Porque al siguiente mediodía entró en lo de Belgrano y vio que Gálvez y Kunz se volvían para mirarlo desde la mesa en que comían; no lo invitaron a sentarse con ellos, no lo llamaron. Pero mantuvieron sus ojos, sus caras de asechanza y liviana sabiduría dirigidas hacia él, sin pedir nada ni desearlo, como si contemplaran un cielo nublado y esperaran desinteresados la caída de la lluvia. De modo que Larsen se acercó a la mesa desprendiéndose el sobretodo, y roncó:
– Permiso, si no molesto.
Renunció al fiambre para alcanzarlos; comieron la sopa, el asado y el flan mientras hablaban, vehementes, insinceros, sin tomar partido, de climas, cosechas, políticas, la vida nocturna en las diversas capitales de provincia. Cuando fumaban sobre pocillos de café, Kunz, el más viejo, que parecía teñirse el pelo y las cejas, miró a Gálvez y señaló a Larsen con un dedo.

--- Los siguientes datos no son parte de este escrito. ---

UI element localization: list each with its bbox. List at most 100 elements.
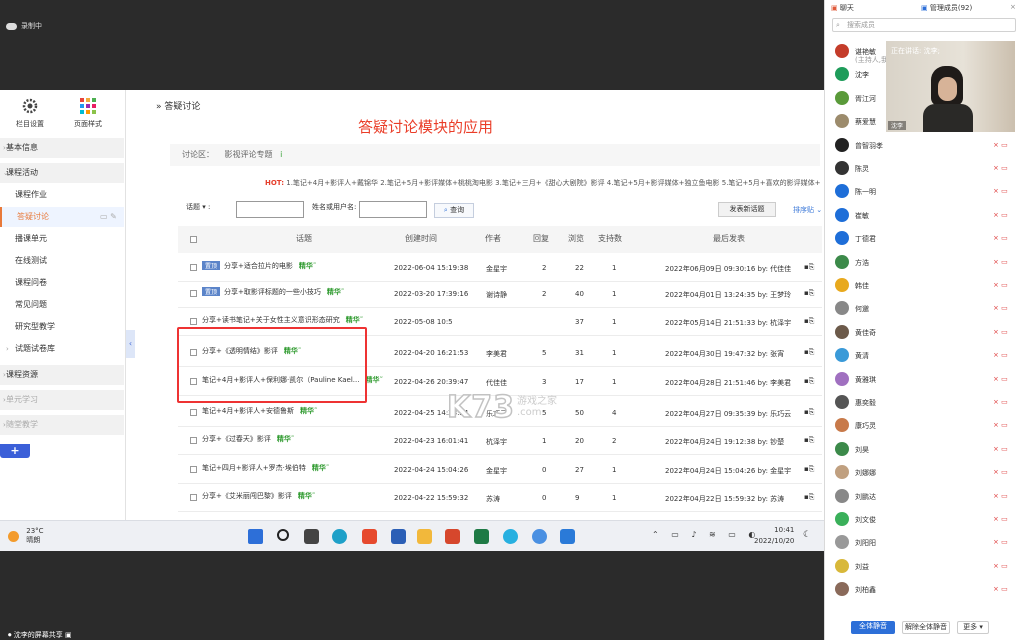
mic-muted-icon[interactable]: ⨯ ▭ <box>993 234 1008 242</box>
member-item[interactable]: 方浩 ⨯ ▭ <box>835 254 1015 271</box>
last-post[interactable]: 2022年04月22日 15:59:32 by: 苏涛 <box>665 494 784 504</box>
last-post[interactable]: 2022年04月24日 15:04:26 by: 金星宇 <box>665 466 791 476</box>
author[interactable]: 李美君 <box>486 349 507 359</box>
powerpoint-icon[interactable] <box>445 529 460 544</box>
mic-muted-icon[interactable]: ⨯ ▭ <box>993 211 1008 219</box>
last-post[interactable]: 2022年04月24日 19:12:38 by: 钞楚 <box>665 437 784 447</box>
author[interactable]: 代佳佳 <box>486 378 507 388</box>
menu-faq[interactable]: 常见问题 <box>0 295 124 315</box>
mic-muted-icon[interactable]: ⨯ ▭ <box>993 562 1008 570</box>
office-icon[interactable] <box>362 529 377 544</box>
author[interactable]: 金星宇 <box>486 264 507 274</box>
topic-title[interactable]: 分享+读书笔记+关于女性主义意识形态研究 精华˜ <box>202 315 363 325</box>
tray-icons[interactable]: ⌃ ▭ ♪ ≋ ▭ ◐ <box>652 530 760 539</box>
excel-icon[interactable] <box>474 529 489 544</box>
browser-icon[interactable] <box>503 529 518 544</box>
start-icon[interactable] <box>248 529 263 544</box>
recording-indicator[interactable]: 录制中 <box>6 21 42 31</box>
member-item[interactable]: 曾智羽孝 ⨯ ▭ <box>835 137 1015 154</box>
mic-muted-icon[interactable]: ⨯ ▭ <box>993 492 1008 500</box>
hot-topics[interactable]: HOT: 1.笔记+4月+影评人+戴锦华 2.笔记+5月+影评媒体+桃桃淘电影 … <box>265 178 820 188</box>
mic-muted-icon[interactable]: ⨯ ▭ <box>993 187 1008 195</box>
author[interactable]: 苏涛 <box>486 494 500 504</box>
member-item[interactable]: 刘益 ⨯ ▭ <box>835 558 1015 575</box>
menu-course-survey[interactable]: 课程问卷 <box>0 273 124 293</box>
member-item[interactable]: 韩佳 ⨯ ▭ <box>835 278 1015 294</box>
member-item[interactable]: 康巧灵 ⨯ ▭ <box>835 418 1015 434</box>
weather-widget[interactable]: 23°C 晴朗 <box>8 527 44 545</box>
last-post[interactable]: 2022年04月01日 13:24:35 by: 王梦玲 <box>665 290 791 300</box>
menu-class-teaching[interactable]: › 随堂教学 <box>0 415 124 435</box>
topic-title[interactable]: 笔记+4月+影评人+安德鲁斯 精华˜ <box>202 406 318 416</box>
member-item[interactable]: 黄雅琪 ⨯ ▭ <box>835 371 1015 388</box>
member-item[interactable]: 刘鹏达 ⨯ ▭ <box>835 488 1015 505</box>
member-item[interactable]: 陈灵 ⨯ ▭ <box>835 161 1015 177</box>
member-item[interactable]: 何邈 ⨯ ▭ <box>835 301 1015 317</box>
author[interactable]: 金星宇 <box>486 466 507 476</box>
row-checkbox[interactable] <box>190 494 197 501</box>
meeting-icon[interactable] <box>532 529 547 544</box>
member-item[interactable]: 刘阳阳 ⨯ ▭ <box>835 535 1015 551</box>
mic-muted-icon[interactable]: ⨯ ▭ <box>993 515 1008 523</box>
mic-muted-icon[interactable]: ⨯ ▭ <box>993 164 1008 172</box>
clock[interactable]: 10:41 2022/10/20 <box>754 525 794 547</box>
member-item[interactable]: 刘柏鑫 ⨯ ▭ <box>835 582 1015 598</box>
row-checkbox[interactable] <box>190 290 197 297</box>
search-button[interactable]: ⌕ 查询 <box>434 203 474 218</box>
tab-chat[interactable]: ▣ 聊天 <box>831 3 854 13</box>
topic-title[interactable]: 分享+《艾米丽闯巴黎》影评 精华˜ <box>202 491 315 501</box>
row-checkbox[interactable] <box>190 466 197 473</box>
mic-muted-icon[interactable]: ⨯ ▭ <box>993 585 1008 593</box>
menu-basic-info[interactable]: › 基本信息 <box>0 138 124 158</box>
author[interactable]: 谢诗静 <box>486 290 507 300</box>
mic-muted-icon[interactable]: ⨯ ▭ <box>993 351 1008 359</box>
author[interactable]: 杭泽宇 <box>486 437 507 447</box>
menu-research-teaching[interactable]: 研究型教学 <box>0 317 124 337</box>
username-input[interactable] <box>359 201 427 218</box>
member-item[interactable]: 惠奕毅 ⨯ ▭ <box>835 395 1015 411</box>
mic-muted-icon[interactable]: ⨯ ▭ <box>993 375 1008 383</box>
edit-icon[interactable]: ▭ ✎ <box>100 207 117 227</box>
row-actions-icon[interactable]: ▪⎘ <box>804 465 814 474</box>
member-search-input[interactable]: ⌕ 搜索成员 <box>832 18 1016 32</box>
member-item[interactable]: 黄清 ⨯ ▭ <box>835 348 1015 364</box>
mic-muted-icon[interactable]: ⨯ ▭ <box>993 398 1008 406</box>
mic-muted-icon[interactable]: ⨯ ▭ <box>993 421 1008 429</box>
member-item[interactable]: 刘娜娜 ⨯ ▭ <box>835 465 1015 481</box>
last-post[interactable]: 2022年05月14日 21:51:33 by: 杭泽宇 <box>665 318 791 328</box>
word-icon[interactable] <box>391 529 406 544</box>
row-checkbox[interactable] <box>190 409 197 416</box>
row-actions-icon[interactable]: ▪⎘ <box>804 436 814 445</box>
mute-all-button[interactable]: 全体静音 <box>851 621 895 634</box>
topic-title[interactable]: 置顶 分享+取影评标题的一些小技巧 精华˜ <box>202 287 344 297</box>
menu-qa-discussion[interactable]: 答疑讨论 ▭ ✎ <box>0 207 124 227</box>
page-style-button[interactable]: 页面样式 <box>58 98 118 129</box>
close-icon[interactable]: × <box>1010 3 1016 11</box>
filter-select[interactable]: 话题 ▾ : <box>186 202 210 212</box>
row-checkbox[interactable] <box>190 264 197 271</box>
menu-course-resources[interactable]: › 课程资源 <box>0 365 124 385</box>
row-actions-icon[interactable]: ▪⎘ <box>804 408 814 417</box>
last-post[interactable]: 2022年06月09日 09:30:16 by: 代佳佳 <box>665 264 791 274</box>
tab-members[interactable]: ▣ 管理成员(92) <box>921 3 972 13</box>
info-icon[interactable]: i <box>280 150 282 159</box>
mic-muted-icon[interactable]: ⨯ ▭ <box>993 258 1008 266</box>
menu-unit-study[interactable]: › 单元学习 <box>0 390 124 410</box>
screen-share-status[interactable]: ⏺ 沈李的屏幕共享 ▣ <box>8 630 72 640</box>
tencent-meeting-icon[interactable] <box>560 529 575 544</box>
menu-course-homework[interactable]: 课程作业 <box>0 185 124 205</box>
edge-icon[interactable] <box>332 529 347 544</box>
column-settings-button[interactable]: 栏目设置 <box>0 98 60 129</box>
mic-muted-icon[interactable]: ⨯ ▭ <box>993 328 1008 336</box>
row-checkbox[interactable] <box>190 318 197 325</box>
topic-title[interactable]: 分享+《过春天》影评 精华˜ <box>202 434 294 444</box>
notification-icon[interactable]: ☾ <box>803 530 811 540</box>
mic-muted-icon[interactable]: ⨯ ▭ <box>993 281 1008 289</box>
speaker-video[interactable]: 正在讲话: 沈李; 沈李 <box>886 41 1015 132</box>
member-item[interactable]: 丁德君 ⨯ ▭ <box>835 231 1015 247</box>
topic-title[interactable]: 笔记+四月+影评人+罗杰·埃伯特 精华˜ <box>202 463 329 473</box>
mic-muted-icon[interactable]: ⨯ ▭ <box>993 141 1008 149</box>
member-item[interactable]: 崔敏 ⨯ ▭ <box>835 207 1015 224</box>
last-post[interactable]: 2022年04月28日 21:51:46 by: 李美君 <box>665 378 791 388</box>
mic-muted-icon[interactable]: ⨯ ▭ <box>993 304 1008 312</box>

– ¿Así que usted es el nuevo Gerente General? ¿Cuánto? ¿Tres mil? Perdone, pero como Gálvez está a cargo de la administración lo vamos a saber muy pronto. Tiene que anotarlo en los libros. Acreditado al señor Larsen, ¿Larsen, verdad?, dos o tres o cinco mil pesos por sus honorarios correspondientes al mes de junio.
Larsen lo miró, primero a uno, un rato, después al otro, tomándose tiempo; había construido una frase insultante, sonora, ideal para su voz de bajo y para el silabeo moroso. Pero no pudo comprobar que se burlaran; el más viejo, peludo y redondo, corpulento, encorvado como una araña, con la piel de la cara marcada por arrugas profundas y escasas, Kunz, lo miraba sin otra cosa que curiosidad y un brillo de ilusión infantil en los ojos renegridos; el otro, Gálvez, mostró con franqueza la dentadura de adolescente y se acarició calmoso la cabeza desnuda.